Do I check my sugar? Yes. Do I write it down? Not so much.

 - 
11/07/2011

I was talking to the folks at the National Community Pharmacists Association last week and the subject of audits, especially for test strips, came up. As with so many segments of the HME industry, getting the appropriate documentation to back up medical necessity is difficult, if not often impossible.

Even better, patients are being required to fork over testing logs to prove they are using strips as prescribed. Don't get me wrong: I don't think people should get strips that they don't use or need (neither does NCPA or any of the other providers I talk to). I just think, especially for certain diabetes patients, that's a lot to ask.
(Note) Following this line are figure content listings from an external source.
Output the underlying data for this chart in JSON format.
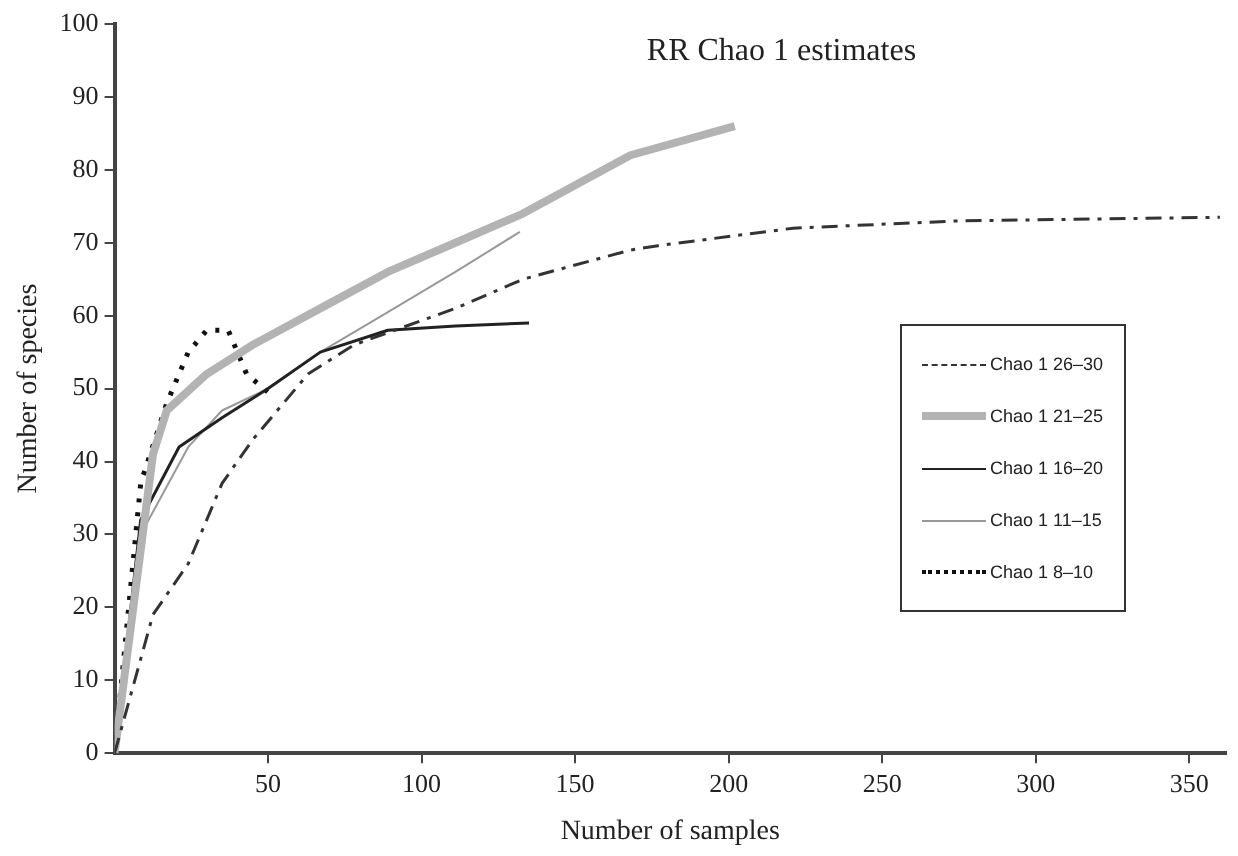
{
  "chart_data": {
    "type": "line",
    "title": "RR Chao 1 estimates",
    "xlabel": "Number of samples",
    "ylabel": "Number of species",
    "xlim": [
      0,
      362
    ],
    "xticks": [
      50,
      100,
      150,
      200,
      250,
      300,
      350
    ],
    "ylim": [
      0,
      100
    ],
    "yticks": [
      0,
      10,
      20,
      30,
      40,
      50,
      60,
      70,
      80,
      90,
      100
    ],
    "grid": false,
    "legend": "right",
    "marker": "none",
    "series": [
      {
        "name": "Chao 1 26–30",
        "color": "#333333",
        "line_style": "dashed",
        "x": [
          0,
          12.5,
          24,
          35,
          45,
          63,
          78,
          111,
          133,
          168,
          177,
          221,
          275,
          360
        ],
        "values": [
          0,
          19,
          26,
          37,
          43,
          52,
          56,
          61,
          65,
          69,
          69.6,
          72,
          73,
          73.5
        ]
      },
      {
        "name": "Chao 1 21–25",
        "color": "#b3b3b3",
        "line_style": "solid",
        "x": [
          0,
          12.5,
          17,
          30,
          45,
          67,
          89,
          111,
          133,
          168,
          202
        ],
        "values": [
          0,
          41,
          47,
          52,
          56,
          61,
          66,
          70,
          74,
          82,
          86
        ]
      },
      {
        "name": "Chao 1 16–20",
        "color": "#222222",
        "line_style": "solid",
        "x": [
          0,
          8.5,
          21,
          35,
          50,
          67,
          89,
          111,
          135
        ],
        "values": [
          0,
          32,
          42,
          46,
          50,
          55,
          58,
          58.6,
          59
        ]
      },
      {
        "name": "Chao 1 11–15",
        "color": "#999999",
        "line_style": "solid",
        "x": [
          0,
          8.5,
          24,
          35,
          50,
          67,
          89,
          111,
          132
        ],
        "values": [
          0,
          30,
          42,
          47,
          50,
          55,
          60.5,
          66,
          71.5
        ]
      },
      {
        "name": "Chao 1 8–10",
        "color": "#111111",
        "line_style": "dotted",
        "x": [
          0,
          8.5,
          17,
          24,
          30,
          37,
          43,
          50
        ],
        "values": [
          0,
          37,
          48,
          55,
          58,
          58,
          52,
          49.5
        ]
      }
    ]
  }
}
I confess: I rarely track my numbers although I test 6 to 8 times a day. I rely on the doctor's office to download my data when I go in for a visit, although without also making a log, I can't always remember what might have contributed to a high or a low 3 weeks back. Doesn't mean I need to test less. It just means I'm human.

In fact, when I have tracked my numbers religiously, I tend to get a little over-obsessed, which to me, is never a healthy thing (I once read a great quote about Type 1 diabetes: It's the only disease where they prescribe an eating disorder to control it).

I count carbs (and fiber/calories/fat),  check my blood sugar (yes, it hurts), measure insulin (two different kinds) doses 5 or 6 times a day, (no, injections don't hurt that much—usually) and try not to run out of any of my prescriptions. I do that on top of a full-time job, and a part-time job (Borders is gone, but I am trying my hand at Books-A-Million which replaced it). I also keep track of the household bills and repairs.

Whew!

NCPA also heard recently of at least one instance where the doc said handing over some of this information could violate HIPPA. I have often wondered that myself. Speaking of which, I have an appointment with the diabetes center this week. It will be interesting to see if my missing records have reappeared cause I still think they got misfiled in someone else's records, which sounds like a HIPPA violation to me.

No wonder the doctor gets so touchy when I bring it up. I'm glad I'm not an HME provider.